You can reproduce this yourself though. Download the code.
The simplest test is this: On Windows open a cmd, cd to the src folder and type
dir /s > c:\list.txt
Do it twice and time how long it takes. The reason to time only the second run is to give the OS a chance to cache data in ram
Now do the same thing in linux. Check out the code. CD to src and do
ls -R > ~/list.txt
In my tests, on 2 exact same machines (both are HP Z600 workstations with 12gig of ram and eight 3ghz cores) on Windows it takes 40seconds. On Linux is takes 0.5 seconds. Note I used git to checkout the files on both machines so there are more than 350k files in those folders.
Why is Windows in this case 80x slower than Linux? Is there some registry setting I can use to make it faster?
Similarly compile the code. Using Visual Studio 2008 follow the instructions here. Select the chrome project and build it. Edit one file, say src/gpu/command_buffer/client/gles2_implementation.cc. Just change a comment or something then build again. Try the same on Linux. For me, these incremental builds, on Windows it takes about 3 minutes, most of that time is spent in the linker. On Linux it takes 20 seconds. That’s 9x faster. I can install the new ‘gold’ linker and take it down even more. 7 seconds or 25x faster.
Come on Microsoft, step up your game! Personally I’d much rather program on Windows than Linux (yea, I know, sacrilege to some). Visual Studio’s debugger is far more productive than gdb or cgdb (maybe there is something better on Linux I don’t know). Plus, our users are mostly on Windows so I’d rather be on Windows so I get the same experience. GPU drivers are much better on Windows as well plus there are other apps I use (Photoshop, Maya, 3DSMax) that don’t exist on Linux.
But, I can’t stay on Windows with Linux being so much faster to build. It’s the difference between being totally productive and taking a coffee break every time I change a line and compile.
That’s not all of it either. git is EXTREMELY FAST on linux where as on Windows not so much. It’s probably no slower than svn on Windows as far as I can tell (I haven’t timed it) but one of the many reasons people switch to git is because it’s so fast on linux. Again it’s in the 10x to 100x difference between Windows and Linux.
All I can think of is 99% of developers that use Microsoft’s tools are writing Windows only code. As such they have no way to compare times and so Microsoft has no incentive to make it better. Except of course they do. If they themselves are using the same tools then their own developers are losing valuable time waiting for these tools to do their jobs.

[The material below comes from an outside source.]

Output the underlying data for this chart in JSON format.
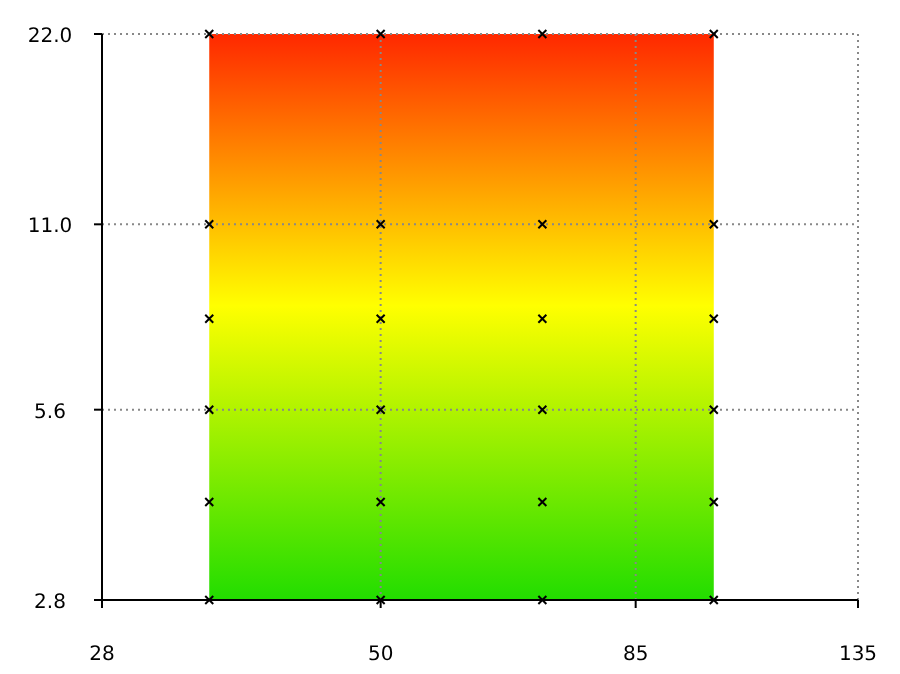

Here’s hoping Microsoft will step it up.
PS: Of the 3 OSes, OSX is a mixed bag. git on OSX is slower than linux, faster than Windows. Building on OSX though is SSSLLLOOOWWW. Nearly 3 times slower than Windows using XCode.
PPS: Chromium has the option to build as a set of shared libraries instead of one large executable. This helps the link times in Windows significantly but it also helps link times in Linux. The relative speeds are till the same.